Description

Introduction: Cochlear implantation allows the rehabilitation of profound bilateral deafness, restoring speech perception and verbal communication when the traditional hearing aid no longer provides satisfactory hearing gain. A cochlear implant includes an electrode array and its functioning is based on the principle of cochlear tonotopy: each electrode encodes a frequency spectrum according to its position in the cochlea (high frequencies are assigned to the basal electrodes and low frequencies to the apical electrodes). The cochlear implant thus breaks down the frequency spectrum into a number of frequency bands via bandpass filters corresponding to the number of electrodes in the implant. During the fitting these bands can be modified by the audiologist. The fitting software developed by the manufacturers proposed a default fitting with a lower limit between 100 and 250 Hz according to the brands and an upper limit of about 8500 Hz. The frequency bands assigned to each electrode follow a logarithmic scale with the high frequencies for the basal electrodes and the low frequencies for the apical electrodes. This distribution takes into account the number of active electrodes but does not take into account the anatomy and the natural cochlear tonotopy specific to each patient. Several studies have analyzed the anatomical variations of the cochlear dimensions: size of the cochlea and the ratio between the contact surfaces of the electrodes with the cochlea are variable from one patient to another. The insertion depth during surgery is also variable due to parameters related to the patients as well as to the operator, which seems to impact the understanding of speech in noise. Mathematical algorithms have recently been developed to estimate the cochlear tonotopy of each patient from a CT scan assessment. CT imaging of the implanted ear combined with 3D reconstruction software, provides cochlear length measurements Using this approach it is possible to measure the position of each electrode relative to the cochlear apex. Recently, MED-EL (Austria) has developed a new approach based on CT-scan and tuning of the frequencies associated with each electrode using anatomical information of position of the electrodes in the cochlea: this fitting is called anatomy-based fitting.

A tonotopy-based fitting allows for better results in pitch perception or speech perception in noise or musical perception. However, there is a large variability in the results observed between patients. This variability could be due to the individual characteristics of the listeners (neuronal survival, current propagation and spread, duration of deafness, lack of cortical plasticity).

A modification of frequency allocations in the setting could take into account this individual variability and improve speech discrimination and music perception.

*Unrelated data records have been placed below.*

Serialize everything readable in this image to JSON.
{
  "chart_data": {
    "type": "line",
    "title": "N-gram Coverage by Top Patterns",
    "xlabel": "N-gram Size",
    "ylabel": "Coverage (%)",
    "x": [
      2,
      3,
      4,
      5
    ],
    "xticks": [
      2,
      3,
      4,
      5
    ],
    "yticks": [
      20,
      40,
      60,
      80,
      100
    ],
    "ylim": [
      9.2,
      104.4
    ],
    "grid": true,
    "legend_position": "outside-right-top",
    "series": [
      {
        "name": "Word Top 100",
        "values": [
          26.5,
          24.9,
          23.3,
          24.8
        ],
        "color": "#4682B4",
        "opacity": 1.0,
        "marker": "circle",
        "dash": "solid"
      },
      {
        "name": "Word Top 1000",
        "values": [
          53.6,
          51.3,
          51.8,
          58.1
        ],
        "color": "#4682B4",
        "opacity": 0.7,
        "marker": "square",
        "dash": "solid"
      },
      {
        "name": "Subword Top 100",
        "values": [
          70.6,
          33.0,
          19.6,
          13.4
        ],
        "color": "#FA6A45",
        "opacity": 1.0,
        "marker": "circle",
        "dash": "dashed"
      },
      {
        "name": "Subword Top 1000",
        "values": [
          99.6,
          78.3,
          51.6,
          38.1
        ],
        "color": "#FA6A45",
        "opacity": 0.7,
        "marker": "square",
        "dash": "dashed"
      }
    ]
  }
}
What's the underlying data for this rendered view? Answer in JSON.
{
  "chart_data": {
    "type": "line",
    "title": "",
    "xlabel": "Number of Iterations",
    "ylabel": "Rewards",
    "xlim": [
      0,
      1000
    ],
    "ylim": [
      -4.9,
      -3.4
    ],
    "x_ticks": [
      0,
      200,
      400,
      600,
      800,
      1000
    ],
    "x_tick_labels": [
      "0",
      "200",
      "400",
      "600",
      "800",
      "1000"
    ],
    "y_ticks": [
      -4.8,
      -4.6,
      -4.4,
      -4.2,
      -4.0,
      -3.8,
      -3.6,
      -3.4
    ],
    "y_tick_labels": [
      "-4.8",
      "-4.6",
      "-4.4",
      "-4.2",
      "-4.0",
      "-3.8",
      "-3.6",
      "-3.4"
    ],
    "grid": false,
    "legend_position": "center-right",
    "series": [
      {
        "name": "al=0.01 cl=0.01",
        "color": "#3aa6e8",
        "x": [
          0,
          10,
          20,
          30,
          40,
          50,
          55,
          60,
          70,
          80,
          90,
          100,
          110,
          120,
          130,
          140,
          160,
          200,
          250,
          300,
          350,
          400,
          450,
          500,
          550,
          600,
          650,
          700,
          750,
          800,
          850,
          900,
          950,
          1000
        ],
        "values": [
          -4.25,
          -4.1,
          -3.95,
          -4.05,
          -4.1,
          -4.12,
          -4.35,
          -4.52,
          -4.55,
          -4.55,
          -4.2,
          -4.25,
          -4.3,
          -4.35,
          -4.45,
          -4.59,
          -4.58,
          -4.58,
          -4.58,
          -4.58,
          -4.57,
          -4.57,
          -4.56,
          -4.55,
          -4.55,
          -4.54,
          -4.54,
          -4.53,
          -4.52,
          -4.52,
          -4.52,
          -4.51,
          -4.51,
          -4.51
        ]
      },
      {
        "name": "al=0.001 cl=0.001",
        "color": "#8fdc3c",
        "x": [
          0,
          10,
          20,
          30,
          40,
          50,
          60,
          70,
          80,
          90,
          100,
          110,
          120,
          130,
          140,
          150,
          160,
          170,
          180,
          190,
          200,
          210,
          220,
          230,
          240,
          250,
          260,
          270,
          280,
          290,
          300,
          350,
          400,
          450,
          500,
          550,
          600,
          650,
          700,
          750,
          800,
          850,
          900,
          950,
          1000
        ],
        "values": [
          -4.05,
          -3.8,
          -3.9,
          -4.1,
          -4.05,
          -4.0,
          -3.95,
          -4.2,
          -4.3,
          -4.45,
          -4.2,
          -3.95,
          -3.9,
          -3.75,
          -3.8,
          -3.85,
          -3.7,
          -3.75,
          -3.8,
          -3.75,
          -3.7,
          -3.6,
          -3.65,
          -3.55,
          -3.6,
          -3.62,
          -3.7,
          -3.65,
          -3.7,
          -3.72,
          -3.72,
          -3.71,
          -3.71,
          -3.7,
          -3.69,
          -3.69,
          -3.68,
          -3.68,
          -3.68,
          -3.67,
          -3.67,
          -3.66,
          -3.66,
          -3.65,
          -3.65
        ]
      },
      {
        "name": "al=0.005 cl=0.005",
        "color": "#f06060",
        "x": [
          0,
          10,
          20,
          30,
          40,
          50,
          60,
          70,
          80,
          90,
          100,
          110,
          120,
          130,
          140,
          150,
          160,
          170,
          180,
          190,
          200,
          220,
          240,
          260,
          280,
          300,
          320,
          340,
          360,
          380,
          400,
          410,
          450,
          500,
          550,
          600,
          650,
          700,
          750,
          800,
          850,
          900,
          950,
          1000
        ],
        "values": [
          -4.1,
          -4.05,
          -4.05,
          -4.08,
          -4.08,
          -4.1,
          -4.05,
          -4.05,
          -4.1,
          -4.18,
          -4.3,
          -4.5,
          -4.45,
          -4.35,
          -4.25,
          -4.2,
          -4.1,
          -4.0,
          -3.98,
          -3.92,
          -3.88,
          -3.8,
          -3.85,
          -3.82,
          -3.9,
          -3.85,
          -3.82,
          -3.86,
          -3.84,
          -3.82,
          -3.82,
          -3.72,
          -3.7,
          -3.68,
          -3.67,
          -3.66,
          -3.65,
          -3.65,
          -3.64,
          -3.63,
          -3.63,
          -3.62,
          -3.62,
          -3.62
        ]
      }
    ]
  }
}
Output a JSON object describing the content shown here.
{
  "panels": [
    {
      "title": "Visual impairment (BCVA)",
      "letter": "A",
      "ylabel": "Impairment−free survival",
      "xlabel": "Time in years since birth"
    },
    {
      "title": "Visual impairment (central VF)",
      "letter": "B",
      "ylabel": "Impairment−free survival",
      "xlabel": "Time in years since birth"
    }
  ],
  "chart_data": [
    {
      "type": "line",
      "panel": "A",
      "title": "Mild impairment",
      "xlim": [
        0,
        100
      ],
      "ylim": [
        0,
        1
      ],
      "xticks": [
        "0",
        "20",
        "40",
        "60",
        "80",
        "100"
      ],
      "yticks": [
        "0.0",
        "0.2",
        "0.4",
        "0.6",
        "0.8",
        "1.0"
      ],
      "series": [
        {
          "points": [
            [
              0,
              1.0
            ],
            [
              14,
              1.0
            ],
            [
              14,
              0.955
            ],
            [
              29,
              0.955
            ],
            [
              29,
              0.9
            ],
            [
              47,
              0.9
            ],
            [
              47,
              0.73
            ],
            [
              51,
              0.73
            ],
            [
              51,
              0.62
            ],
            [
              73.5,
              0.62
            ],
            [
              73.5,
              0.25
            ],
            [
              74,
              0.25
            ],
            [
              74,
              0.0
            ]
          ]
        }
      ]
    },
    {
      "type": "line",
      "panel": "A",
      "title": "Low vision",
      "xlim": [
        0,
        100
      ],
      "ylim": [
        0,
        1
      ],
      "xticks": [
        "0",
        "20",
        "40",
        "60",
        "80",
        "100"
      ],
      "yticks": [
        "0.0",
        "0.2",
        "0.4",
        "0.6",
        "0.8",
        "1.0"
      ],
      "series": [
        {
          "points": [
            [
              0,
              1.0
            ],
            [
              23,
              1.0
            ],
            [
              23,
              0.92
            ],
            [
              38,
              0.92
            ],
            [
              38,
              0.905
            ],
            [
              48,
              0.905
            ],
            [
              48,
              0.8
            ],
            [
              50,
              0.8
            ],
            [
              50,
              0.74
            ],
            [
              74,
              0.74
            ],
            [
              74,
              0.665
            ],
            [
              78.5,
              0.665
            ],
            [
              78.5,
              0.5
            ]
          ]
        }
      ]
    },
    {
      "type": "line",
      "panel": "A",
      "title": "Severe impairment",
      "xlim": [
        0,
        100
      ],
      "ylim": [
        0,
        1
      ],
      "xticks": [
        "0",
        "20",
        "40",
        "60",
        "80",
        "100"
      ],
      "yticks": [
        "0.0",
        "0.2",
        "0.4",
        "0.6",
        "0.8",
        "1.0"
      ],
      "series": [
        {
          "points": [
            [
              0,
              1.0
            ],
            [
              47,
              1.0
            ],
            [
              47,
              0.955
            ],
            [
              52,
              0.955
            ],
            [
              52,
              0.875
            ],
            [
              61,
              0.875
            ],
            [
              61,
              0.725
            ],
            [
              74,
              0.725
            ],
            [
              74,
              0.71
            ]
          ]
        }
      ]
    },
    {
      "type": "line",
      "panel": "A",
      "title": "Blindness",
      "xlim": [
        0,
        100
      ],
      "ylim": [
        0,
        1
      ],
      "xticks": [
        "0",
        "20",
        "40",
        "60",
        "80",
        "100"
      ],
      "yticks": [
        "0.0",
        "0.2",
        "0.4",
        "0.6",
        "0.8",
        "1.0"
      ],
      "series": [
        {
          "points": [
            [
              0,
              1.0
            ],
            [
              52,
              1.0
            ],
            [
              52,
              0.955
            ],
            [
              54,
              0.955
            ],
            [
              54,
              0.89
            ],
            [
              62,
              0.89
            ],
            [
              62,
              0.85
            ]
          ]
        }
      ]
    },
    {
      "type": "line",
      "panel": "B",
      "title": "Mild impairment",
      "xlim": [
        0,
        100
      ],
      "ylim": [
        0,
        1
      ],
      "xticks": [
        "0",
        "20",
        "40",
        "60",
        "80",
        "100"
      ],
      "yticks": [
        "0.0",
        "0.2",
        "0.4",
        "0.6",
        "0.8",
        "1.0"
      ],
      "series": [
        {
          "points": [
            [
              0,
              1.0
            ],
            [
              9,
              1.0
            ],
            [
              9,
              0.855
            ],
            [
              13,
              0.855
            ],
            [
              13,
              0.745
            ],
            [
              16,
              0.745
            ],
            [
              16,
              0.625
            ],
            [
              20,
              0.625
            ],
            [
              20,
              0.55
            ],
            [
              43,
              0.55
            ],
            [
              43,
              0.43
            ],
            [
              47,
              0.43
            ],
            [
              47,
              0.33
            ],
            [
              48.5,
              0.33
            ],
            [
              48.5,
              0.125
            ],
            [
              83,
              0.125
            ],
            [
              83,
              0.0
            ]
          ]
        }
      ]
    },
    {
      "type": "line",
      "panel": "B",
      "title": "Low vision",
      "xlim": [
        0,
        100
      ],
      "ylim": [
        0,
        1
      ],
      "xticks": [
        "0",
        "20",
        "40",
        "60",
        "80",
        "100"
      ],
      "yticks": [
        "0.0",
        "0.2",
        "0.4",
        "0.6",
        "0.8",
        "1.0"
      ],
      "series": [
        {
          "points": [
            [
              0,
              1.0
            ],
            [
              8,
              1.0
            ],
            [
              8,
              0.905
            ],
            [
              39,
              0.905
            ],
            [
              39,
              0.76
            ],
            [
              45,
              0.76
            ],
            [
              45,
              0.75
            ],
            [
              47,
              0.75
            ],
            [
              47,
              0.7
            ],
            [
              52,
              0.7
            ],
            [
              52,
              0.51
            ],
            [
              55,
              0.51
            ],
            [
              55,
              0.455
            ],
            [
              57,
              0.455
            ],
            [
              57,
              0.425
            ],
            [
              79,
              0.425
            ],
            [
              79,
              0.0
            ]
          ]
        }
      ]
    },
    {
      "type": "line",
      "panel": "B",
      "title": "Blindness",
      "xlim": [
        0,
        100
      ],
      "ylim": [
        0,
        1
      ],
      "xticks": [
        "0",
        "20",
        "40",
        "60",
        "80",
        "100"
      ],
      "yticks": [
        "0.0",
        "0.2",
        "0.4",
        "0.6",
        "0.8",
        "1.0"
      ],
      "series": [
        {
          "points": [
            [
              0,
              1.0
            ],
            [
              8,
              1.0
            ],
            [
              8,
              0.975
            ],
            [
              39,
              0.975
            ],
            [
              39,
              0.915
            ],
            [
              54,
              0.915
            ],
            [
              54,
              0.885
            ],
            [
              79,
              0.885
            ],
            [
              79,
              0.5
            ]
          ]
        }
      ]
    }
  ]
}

Saadoun et al. (2022) studied on 27 subjects the effect of an adjustment of frequency allocation by an evolutionary algorithm (EA) approach and showed an improvement in speech perception in noise compared to a default setting (not based on tonotopy) for patients implanted for more than 6 months in a bimodal situation (with a contralateral prosthesis). We therefore propose to use evolutionary algorithms to modify the tonotopy-based fitting and improve the perception in noise of implanted patients.

Main objective:

Compare speech recognition in noise with tonotopic setting (FS4T) and tonotopic fitting modified by evolutionary algorithm (EAFS4T) in adult patients implanted for 6 months or more with a MED-EL cochlear implant with FS4T.

Secondary objectives:

Comparison of FS4T and EAFS4T settings

• for speech recognition in quiet
• for subjective auditory spatial perception
• for subjective auditory and musical perception

Plan of the study: It is a prospective open monocentric transversal study.